Youngstown voters can learn from Niles drilling-ban repeal

To its credit, Niles City Council last week used the power of repeal in the noble spirit it has been used throughout American history to correct errors in judgment and to respond to societal advances.

Just as legislators at all levels of government over the years have repealed unfair Jim Crow laws, unenforceable alcohol prohibition laws and unworkable Sunday closing “blue laws,’’ city legislators in Niles unanimously repealed its recently adopted Community Bill of Rights. That misnamed and misguided legislation quickly would have emerged as unfair, unenforceable and unworkable as well.

The Community Bill of Rights would have banned oil and gas drilling and related activities in every nook and cranny of Niles, thereby denying rights to free and relatively unfettered commerce to one of the Mahoning Valley’s fastest growing economic enterprises.


The Community Bill of Rights — which a handful of other Ohio communities have approved and which will again appear on the Nov. 5 ballot in Youngstown after its defeat at the polls in May — has been pushed aggressively by anti-fracking activists in the state in recent years.

The mayor and city council members in Niles bit the flimsy bait last month, when they approved the ban on hydraulic fracturing in Trumbull County’s second-largest city. Motivated by fear, misconceptions and misinformation from fracking opponents, they acted hastily to put the brakes on all possible drilling on city land.

Only after that vote did they come to grips with the facts that no drilling had been planned in residential neighborhoods in the city, no existing revenue-producing agreements for the city to provide water to drillers would remain legal, and no local governments in the state have the authority to supersede state law in the regulation of drilling in local communities.

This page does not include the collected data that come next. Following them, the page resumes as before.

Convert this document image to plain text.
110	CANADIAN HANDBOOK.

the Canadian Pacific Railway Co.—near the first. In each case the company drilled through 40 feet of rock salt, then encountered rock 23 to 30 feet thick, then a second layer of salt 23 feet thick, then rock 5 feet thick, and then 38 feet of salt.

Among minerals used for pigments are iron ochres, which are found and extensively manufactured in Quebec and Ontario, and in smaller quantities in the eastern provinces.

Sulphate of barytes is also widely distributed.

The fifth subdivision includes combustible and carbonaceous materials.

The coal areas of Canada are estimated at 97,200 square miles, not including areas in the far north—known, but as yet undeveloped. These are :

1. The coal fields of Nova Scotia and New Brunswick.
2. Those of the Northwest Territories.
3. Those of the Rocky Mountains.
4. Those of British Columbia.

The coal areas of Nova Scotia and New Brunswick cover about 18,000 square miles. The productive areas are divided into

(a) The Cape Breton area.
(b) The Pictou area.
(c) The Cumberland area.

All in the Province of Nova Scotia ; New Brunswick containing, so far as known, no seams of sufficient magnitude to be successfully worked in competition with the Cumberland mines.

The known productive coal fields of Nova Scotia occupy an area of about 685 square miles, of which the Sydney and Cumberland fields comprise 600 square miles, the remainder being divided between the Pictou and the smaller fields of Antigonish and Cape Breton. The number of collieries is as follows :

Hindsight proved 20/20, and the full city council quickly and firmly corrected their knee-jerk reaction to the emotionally packed bill of goods sold to them from anti-fracking activists.


The time-wasting lessons learned by Niles city leaders, however, can prove instructive to any voters in Youngstown who remain on the fence over supporting or opposing the Community Bill of Rights in Mahoning County’s largest city when they go to the ballot box Nov. 5.

Should city voters dramatically change their thinking and approve the initiative later this fall, the process of undoing the damage would likely be much longer and much more painful than in Niles. If it’s left intact, the same dangers remain that we have vociferously argued about time and time again in this space.

In addition to the legality of local enforcement that counters state law, the Bill of Rights would yield many wrongs for the city. It would impolitely kick out drillers, curtail shale-play growth and place a stain on the city’s image as a viable place to grow business of any kind.

All of this controversy continues to play out in a backdrop of increasing evidence that hydraulic fracturing, when conducted properly and responsibly, remains safe. Just last week, the prestigious National Academy of Sciences released findings of a study that concluded that drilling and fracking for natural gas does not spew immense amounts of the greenhouse gas methane into the air, as many fractivists feared.

In addition, in states like Ohio, legislators have kept a watchful eye on the drilling industry and have enacted a series of firm regulations. We encourage such state oversight to continue.

But as Niles City Council and the Athens County Board of Elections, which recently refused to place the bill of rights on the ballot, rightly have recognized, oil and gas drilling provides an economic jolt for communities and a slow but steady move toward energy independence for the U.S. Youngstown voters should use the same sound reasoning in defeating the Community Bill of Rights at the polls Nov. 5.